Wednesday, September 06, 2006

Gross betrayal of the rule of law

The London Free Press
By Rory Leishman

More than six months after Mr. Justice David Marshall of the Ontario Superior Court of Justice ordered aboriginal protestors to end their occupation of a proposed housing project on disputed land in the town of Caledonia, the land still remains under occupation.

Meanwhile, the Ontario Provincial Police have laid 14 charges arising out of this dispute including attempted murder, assaulting a police officer and forceable confinement; and the law-abiding citizens of Caledonia live in continual fear of violence between aboriginal and non-aboriginal demonstrators.

Still, Ontario Attorney General Michael Bryant has no intention of upholding the rule of law in the town. Instead, he and colleagues in the Liberal government of Ontario Premier Dalton McGuinty are bent on trying to assure the peace by appeasing the aboriginal protestors.

To this end, the McGuinty government bought the disputed land from the developer last June. Given that neither the developer nor the government now has any objection to the occupation of the land by aboriginals, Bryant takes the view that there is no longer any need for him to enforce Marshall’s court order to end the aboriginal occupation.

Marshall disagrees.

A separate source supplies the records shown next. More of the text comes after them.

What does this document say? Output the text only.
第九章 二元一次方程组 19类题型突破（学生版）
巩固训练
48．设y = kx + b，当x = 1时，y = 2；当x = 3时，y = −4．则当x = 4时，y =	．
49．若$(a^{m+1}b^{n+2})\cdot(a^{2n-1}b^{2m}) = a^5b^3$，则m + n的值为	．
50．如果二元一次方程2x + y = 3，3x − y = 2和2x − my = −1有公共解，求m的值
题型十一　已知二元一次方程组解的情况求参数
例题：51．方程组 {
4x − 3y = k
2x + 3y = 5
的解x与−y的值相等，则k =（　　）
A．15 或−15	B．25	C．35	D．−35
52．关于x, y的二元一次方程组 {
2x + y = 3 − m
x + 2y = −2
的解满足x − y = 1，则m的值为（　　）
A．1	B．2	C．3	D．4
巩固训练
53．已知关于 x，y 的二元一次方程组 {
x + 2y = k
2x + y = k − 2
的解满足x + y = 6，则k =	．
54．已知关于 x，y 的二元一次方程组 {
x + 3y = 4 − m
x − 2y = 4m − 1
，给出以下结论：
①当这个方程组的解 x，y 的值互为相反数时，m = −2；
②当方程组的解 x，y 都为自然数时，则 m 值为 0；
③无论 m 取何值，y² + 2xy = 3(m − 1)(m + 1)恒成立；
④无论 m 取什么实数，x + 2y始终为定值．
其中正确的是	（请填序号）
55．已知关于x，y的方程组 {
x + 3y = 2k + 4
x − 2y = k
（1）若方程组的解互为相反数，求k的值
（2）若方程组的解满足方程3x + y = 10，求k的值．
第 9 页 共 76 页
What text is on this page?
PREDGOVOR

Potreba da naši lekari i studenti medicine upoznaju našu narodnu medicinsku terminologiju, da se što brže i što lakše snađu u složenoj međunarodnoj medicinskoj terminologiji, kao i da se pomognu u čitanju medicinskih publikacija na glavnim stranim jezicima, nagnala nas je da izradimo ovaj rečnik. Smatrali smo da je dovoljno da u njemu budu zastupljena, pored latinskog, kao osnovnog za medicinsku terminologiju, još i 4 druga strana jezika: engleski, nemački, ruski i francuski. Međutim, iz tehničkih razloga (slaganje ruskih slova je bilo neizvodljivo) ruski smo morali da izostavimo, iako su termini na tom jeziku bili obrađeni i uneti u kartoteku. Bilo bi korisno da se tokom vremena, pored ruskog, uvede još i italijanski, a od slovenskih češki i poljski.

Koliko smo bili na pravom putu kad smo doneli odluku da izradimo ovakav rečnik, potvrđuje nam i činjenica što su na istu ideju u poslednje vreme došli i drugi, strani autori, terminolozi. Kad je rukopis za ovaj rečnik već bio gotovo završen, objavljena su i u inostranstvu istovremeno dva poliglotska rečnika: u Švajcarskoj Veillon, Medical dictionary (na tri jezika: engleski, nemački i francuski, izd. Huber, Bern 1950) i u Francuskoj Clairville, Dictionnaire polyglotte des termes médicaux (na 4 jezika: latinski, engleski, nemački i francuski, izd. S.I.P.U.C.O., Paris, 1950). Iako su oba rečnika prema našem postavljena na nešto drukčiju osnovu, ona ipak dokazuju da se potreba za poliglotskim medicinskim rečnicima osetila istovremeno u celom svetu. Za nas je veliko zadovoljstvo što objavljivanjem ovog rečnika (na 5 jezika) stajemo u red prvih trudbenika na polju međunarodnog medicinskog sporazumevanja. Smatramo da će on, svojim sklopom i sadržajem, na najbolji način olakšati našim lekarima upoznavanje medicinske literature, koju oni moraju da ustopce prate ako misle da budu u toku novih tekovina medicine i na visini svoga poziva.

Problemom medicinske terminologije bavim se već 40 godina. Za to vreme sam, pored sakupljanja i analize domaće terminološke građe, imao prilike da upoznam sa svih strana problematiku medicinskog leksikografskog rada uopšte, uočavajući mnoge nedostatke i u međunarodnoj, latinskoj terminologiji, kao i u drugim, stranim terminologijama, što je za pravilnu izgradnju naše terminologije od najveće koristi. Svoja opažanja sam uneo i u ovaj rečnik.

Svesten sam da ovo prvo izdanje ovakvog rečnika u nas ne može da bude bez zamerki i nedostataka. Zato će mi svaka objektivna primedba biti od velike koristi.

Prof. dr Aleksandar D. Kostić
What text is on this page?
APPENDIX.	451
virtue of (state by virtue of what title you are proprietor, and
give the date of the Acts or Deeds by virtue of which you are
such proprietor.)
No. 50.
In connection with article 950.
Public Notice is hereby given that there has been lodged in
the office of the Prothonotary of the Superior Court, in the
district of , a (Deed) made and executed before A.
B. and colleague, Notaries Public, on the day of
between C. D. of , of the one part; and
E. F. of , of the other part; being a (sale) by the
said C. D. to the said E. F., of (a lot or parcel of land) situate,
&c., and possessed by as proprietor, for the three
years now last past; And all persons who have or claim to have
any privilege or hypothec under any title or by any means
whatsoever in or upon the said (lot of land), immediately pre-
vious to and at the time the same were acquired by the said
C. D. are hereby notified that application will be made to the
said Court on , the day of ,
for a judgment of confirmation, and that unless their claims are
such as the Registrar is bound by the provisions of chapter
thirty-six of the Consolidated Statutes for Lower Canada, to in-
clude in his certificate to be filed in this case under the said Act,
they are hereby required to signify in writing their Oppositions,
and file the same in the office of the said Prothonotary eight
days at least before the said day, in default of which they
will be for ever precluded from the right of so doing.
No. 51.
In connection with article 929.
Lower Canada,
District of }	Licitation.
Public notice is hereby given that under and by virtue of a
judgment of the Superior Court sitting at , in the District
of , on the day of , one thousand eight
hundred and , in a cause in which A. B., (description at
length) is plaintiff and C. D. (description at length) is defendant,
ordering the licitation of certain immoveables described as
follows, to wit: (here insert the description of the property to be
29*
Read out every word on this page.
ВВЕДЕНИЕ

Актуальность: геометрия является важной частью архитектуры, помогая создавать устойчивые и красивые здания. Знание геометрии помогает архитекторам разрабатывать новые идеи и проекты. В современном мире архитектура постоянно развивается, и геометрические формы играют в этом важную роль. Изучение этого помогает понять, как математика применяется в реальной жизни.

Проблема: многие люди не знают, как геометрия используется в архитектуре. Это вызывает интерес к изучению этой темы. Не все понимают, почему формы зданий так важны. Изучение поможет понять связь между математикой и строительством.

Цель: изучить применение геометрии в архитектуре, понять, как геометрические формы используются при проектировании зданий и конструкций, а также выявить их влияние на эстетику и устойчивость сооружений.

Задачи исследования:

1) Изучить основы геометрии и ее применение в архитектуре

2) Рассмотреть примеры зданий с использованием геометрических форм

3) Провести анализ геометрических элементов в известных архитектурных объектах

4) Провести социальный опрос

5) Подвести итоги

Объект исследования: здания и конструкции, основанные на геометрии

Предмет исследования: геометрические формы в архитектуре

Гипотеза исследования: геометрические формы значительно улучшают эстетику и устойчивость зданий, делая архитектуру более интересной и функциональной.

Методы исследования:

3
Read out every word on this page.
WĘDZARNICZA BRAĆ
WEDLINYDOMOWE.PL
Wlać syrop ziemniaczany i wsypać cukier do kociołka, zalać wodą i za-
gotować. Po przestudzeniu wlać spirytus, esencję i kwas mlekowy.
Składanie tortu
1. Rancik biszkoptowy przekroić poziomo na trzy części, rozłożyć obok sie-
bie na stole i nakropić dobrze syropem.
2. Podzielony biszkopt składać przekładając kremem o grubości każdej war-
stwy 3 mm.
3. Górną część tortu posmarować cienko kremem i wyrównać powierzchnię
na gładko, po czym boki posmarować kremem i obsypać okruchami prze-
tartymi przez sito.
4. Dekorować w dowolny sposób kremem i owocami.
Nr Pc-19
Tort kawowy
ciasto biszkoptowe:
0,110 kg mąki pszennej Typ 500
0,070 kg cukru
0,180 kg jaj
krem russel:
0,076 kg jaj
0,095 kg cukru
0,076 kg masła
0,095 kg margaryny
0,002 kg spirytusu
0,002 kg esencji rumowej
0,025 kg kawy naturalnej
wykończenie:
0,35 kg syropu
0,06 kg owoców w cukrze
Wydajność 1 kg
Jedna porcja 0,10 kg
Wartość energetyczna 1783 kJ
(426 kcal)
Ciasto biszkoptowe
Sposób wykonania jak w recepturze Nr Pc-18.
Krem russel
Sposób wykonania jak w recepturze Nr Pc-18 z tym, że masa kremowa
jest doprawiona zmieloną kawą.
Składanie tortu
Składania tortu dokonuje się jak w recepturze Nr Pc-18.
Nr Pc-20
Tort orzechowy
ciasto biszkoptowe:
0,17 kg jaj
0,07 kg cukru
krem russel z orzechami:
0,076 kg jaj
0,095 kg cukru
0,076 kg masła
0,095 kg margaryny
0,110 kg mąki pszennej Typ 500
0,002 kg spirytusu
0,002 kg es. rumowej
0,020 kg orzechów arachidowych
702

It was in response to a request by counsel for the Attorney General and the Ontario Provincial Police that he found last March that the aboriginal protestors were in criminal contempt of his court. In an additional ruling on August 8, he pointed out that the failure of the Attorney General and the police to uphold this finding of the court in the face of mob violence constituted a grave attack on the rule of law.

In his reasons for judgment, Marshall observed: “The citizens of Caledonia may well ask why – why should I pay a fine which a judge has ordered when the protestors do not have to obey the court’s order? To that person, this court has no teeth. To that person, this is not a court at all.”

While acknowledging that the Attorney General and the police have wide powers of discretion in deciding when and how to enforce the lawful orders of a court, Marshall emphasized: “They must not use their discretion to defeat the court’s orders.” In the context of the Caledonia dispute, he advised the government, (but did not order, as is commonly reported) that “negotiations should cease until the rule of law returns and the barricades come down.”

The McGuinty government has rejected that advice. It is continuing to negotiate with the aboriginals; the barricades remain up in Caledonia; and there is no prospect of any early revival of the rule of law in the town.

Ontario Progressive Conservative Party leader John Tory is justifiably scandalized. In a commentary published last week in The National Post, he wrote: “It is a fundamental rule of society that the law is the same for everybody. No matter how passionate the belief in a cause, nobody has the right to ignore the law just because they disagree with it or find it inconvenient. It does not matter whether you are in Caledonia, downtown Toronto or anywhere else in Canada.”

Tory takes the view that McGuinty should insist on the removal of the barricades that divide Caledonia and agree to negotiate only with those who “hold respect for the rule of law and for each other.” Tory suggested that in this way, the premier would be “encouraging everyone to uphold and promote respect for our laws and the cherished processes we have in place to deal with them.”

Tory is right, in this instance, but he should be more consistent. If he sincerely believes that the rule of law should apply “in downtown Toronto or anywhere else,” he should summon the Attorney General to bring charges against all the men who routinely violate the criminal code, by parading stark naked through the streets of Toronto during the city’s annual gay pride parade.

Marshall underlined in his August 8 ruling that the rule of law is “the pre-eminent condition of freedom and peace in a democratic society.” It follows that the breakdown of the rule of law in Caledonia, as in so many other instances in Canada, should be a matter of utmost concern, not just to judges like Marshal, but to all Canadians.